The title Tamasha becomes reflective of this concept. It’s not just the name one would attach to a film or some grand show; it’s more about the show we put on in our daily lives, be it for our entertainment to escape the drabness or from our inner pains. Where do the Ved and Tara meet for the first time in Corsica? “This is the beginning of a story.” It is a line that hints toward the deeper narrative to come, the eventual unmasking of the “performance” and the confrontation with who we truly are beneath it all.

Storytelling, Songs, and Self-Awareness

Tamasha doesn’t just tell a story-it feels acutely aware of the fact that it’s telling a story. Indeed, much of the plot is narrated directly by the characters themselves, almost as if they know they’re in a film. When Ved and Tara meet in Corsica, their whole interactions really do feel like scenes from a play, each character acting out a persona for the other as if they were consciously creating a story together.

This self-awareness extends to the film’s songs, which add to the meta nature of the film if one looks closely. Songs like “Matargashti” and “Agar Tum Saath Ho” feel less like musical interludes than an integral part of the film’s storytelling fabric. They underlined the central themes of the film-duality, performance, living two different lives.

Maybe I am over-interpreting, but at times it feels like Tamasha plays with the idea that life is a story we tell ourselves and we are all protagonists in a personal epic. The songs, the narration, the framing of the movie pushes this idea to a point where it ceases merely to be a movie about identity. It’s a movie about the stories we tell ourselves to make our lives coherent-and the problem that arises when the story no longer makes sense and the truth has to be faced.

The 3 Idiots for Corporate Slaves

It is often said that 3 Idiots is a movie about students, but in so many ways, Tamasha is the equivalent for corporate slaves, a comparison my friend helped me draw.
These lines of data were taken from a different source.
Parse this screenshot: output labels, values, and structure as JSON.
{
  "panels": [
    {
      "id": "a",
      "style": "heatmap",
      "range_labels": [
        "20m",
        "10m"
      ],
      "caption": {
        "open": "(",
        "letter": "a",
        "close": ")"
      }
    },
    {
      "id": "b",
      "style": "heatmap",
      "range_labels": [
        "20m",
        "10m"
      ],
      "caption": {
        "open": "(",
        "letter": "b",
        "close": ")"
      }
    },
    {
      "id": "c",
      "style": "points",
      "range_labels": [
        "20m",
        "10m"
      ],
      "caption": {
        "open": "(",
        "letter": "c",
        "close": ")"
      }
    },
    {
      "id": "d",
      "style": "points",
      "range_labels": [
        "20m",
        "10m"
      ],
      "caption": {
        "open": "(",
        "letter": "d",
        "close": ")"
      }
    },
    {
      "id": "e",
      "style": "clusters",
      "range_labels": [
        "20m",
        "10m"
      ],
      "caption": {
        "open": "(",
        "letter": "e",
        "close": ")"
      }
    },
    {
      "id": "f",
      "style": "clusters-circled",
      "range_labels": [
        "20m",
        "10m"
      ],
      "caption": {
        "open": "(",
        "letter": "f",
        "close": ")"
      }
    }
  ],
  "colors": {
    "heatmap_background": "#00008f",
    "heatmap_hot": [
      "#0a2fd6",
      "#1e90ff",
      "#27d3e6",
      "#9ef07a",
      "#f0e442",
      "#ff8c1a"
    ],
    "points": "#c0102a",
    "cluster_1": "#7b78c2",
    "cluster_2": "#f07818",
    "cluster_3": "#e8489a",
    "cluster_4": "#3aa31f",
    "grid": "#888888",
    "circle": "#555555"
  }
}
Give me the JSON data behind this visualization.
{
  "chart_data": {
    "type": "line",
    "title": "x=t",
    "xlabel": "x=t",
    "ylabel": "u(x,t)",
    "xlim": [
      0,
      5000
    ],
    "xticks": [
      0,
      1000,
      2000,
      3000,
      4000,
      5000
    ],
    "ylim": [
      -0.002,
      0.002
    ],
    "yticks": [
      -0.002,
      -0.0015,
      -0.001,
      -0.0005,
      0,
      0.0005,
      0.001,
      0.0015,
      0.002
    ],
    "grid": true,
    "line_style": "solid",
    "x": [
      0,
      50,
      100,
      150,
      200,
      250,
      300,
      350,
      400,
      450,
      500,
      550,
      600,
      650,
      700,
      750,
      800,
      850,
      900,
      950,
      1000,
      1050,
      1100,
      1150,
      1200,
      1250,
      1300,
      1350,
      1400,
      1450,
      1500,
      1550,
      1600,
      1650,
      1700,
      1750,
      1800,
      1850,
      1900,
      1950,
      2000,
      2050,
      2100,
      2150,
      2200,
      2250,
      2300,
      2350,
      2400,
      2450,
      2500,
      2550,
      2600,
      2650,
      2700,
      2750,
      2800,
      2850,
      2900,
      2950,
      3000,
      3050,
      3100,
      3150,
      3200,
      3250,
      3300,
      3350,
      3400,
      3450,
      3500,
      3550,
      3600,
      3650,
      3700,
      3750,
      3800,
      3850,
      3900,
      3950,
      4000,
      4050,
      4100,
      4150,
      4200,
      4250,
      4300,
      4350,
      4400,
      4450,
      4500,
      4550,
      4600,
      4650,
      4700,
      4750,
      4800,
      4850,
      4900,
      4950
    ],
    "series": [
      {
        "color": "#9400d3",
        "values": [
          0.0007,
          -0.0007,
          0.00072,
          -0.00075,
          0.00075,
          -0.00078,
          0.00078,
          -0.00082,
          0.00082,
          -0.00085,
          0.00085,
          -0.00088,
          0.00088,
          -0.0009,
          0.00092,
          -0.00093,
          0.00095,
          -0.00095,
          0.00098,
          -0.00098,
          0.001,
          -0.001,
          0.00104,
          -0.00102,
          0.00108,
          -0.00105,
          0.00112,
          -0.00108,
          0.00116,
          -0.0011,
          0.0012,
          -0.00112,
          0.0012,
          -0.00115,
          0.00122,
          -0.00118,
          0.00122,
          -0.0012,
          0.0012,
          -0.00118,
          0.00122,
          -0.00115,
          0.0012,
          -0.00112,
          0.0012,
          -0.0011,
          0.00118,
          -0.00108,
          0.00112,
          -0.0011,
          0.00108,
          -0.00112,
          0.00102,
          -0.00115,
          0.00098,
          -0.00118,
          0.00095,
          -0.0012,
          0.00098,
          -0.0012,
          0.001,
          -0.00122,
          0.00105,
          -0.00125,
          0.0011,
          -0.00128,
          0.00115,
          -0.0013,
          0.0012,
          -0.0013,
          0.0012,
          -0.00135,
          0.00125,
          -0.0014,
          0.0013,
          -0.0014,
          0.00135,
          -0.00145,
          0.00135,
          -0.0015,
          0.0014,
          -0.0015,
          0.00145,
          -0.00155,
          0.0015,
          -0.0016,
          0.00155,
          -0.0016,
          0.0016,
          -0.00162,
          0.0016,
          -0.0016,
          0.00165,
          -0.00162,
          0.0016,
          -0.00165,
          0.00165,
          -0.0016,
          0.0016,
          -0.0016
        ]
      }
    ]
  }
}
Where 3 Idiots did the pressures of academics and the race to success, Tamasha is about what happens after you get into the corporate world and finds yourself stuck in the rut of routine and monotony. Both films question the societal expectations, but Tamasha hits closer home to those of us who are well beyond our college days and find ourselves going: “Is this it?

I now look at Ved as a corporate version of Rancho from 3 Idiots-essentially a man stuck in a system that suffocated the emergence of creativity and individuality. While 3 Idiots urged students to listen to their souls, Tamasha deals with the rediscovery of one’s lost soul after years of leading an asphyxiating existence.

Changed Perspective

The Ritesh of 2020 and the Ritesh of 2024 are two entirely different persons. In 2020, I wrote off Tamasha as an inert film that strived too hard to say something profound but simply didn’t. In 2024, it comes across as a film about the tension between life being lived and life being lead.

Everything from the search for one’s identity to the pain of facing ourselves as we really are, to the courage to break free from the vicious cycle had hit closer to home than I could have ever imagined.

Tamasha still has its flaws, especially in the way the first half feels overly whimsical and cartoonish. But perhaps that is the point. Life is tamasha, after all – a spectacle we create, and the stories we tell ourselves as true as we want them to be. Maybe, just maybe, we all need to let the spectacle fall away once in a while and confront the truth waiting beneath.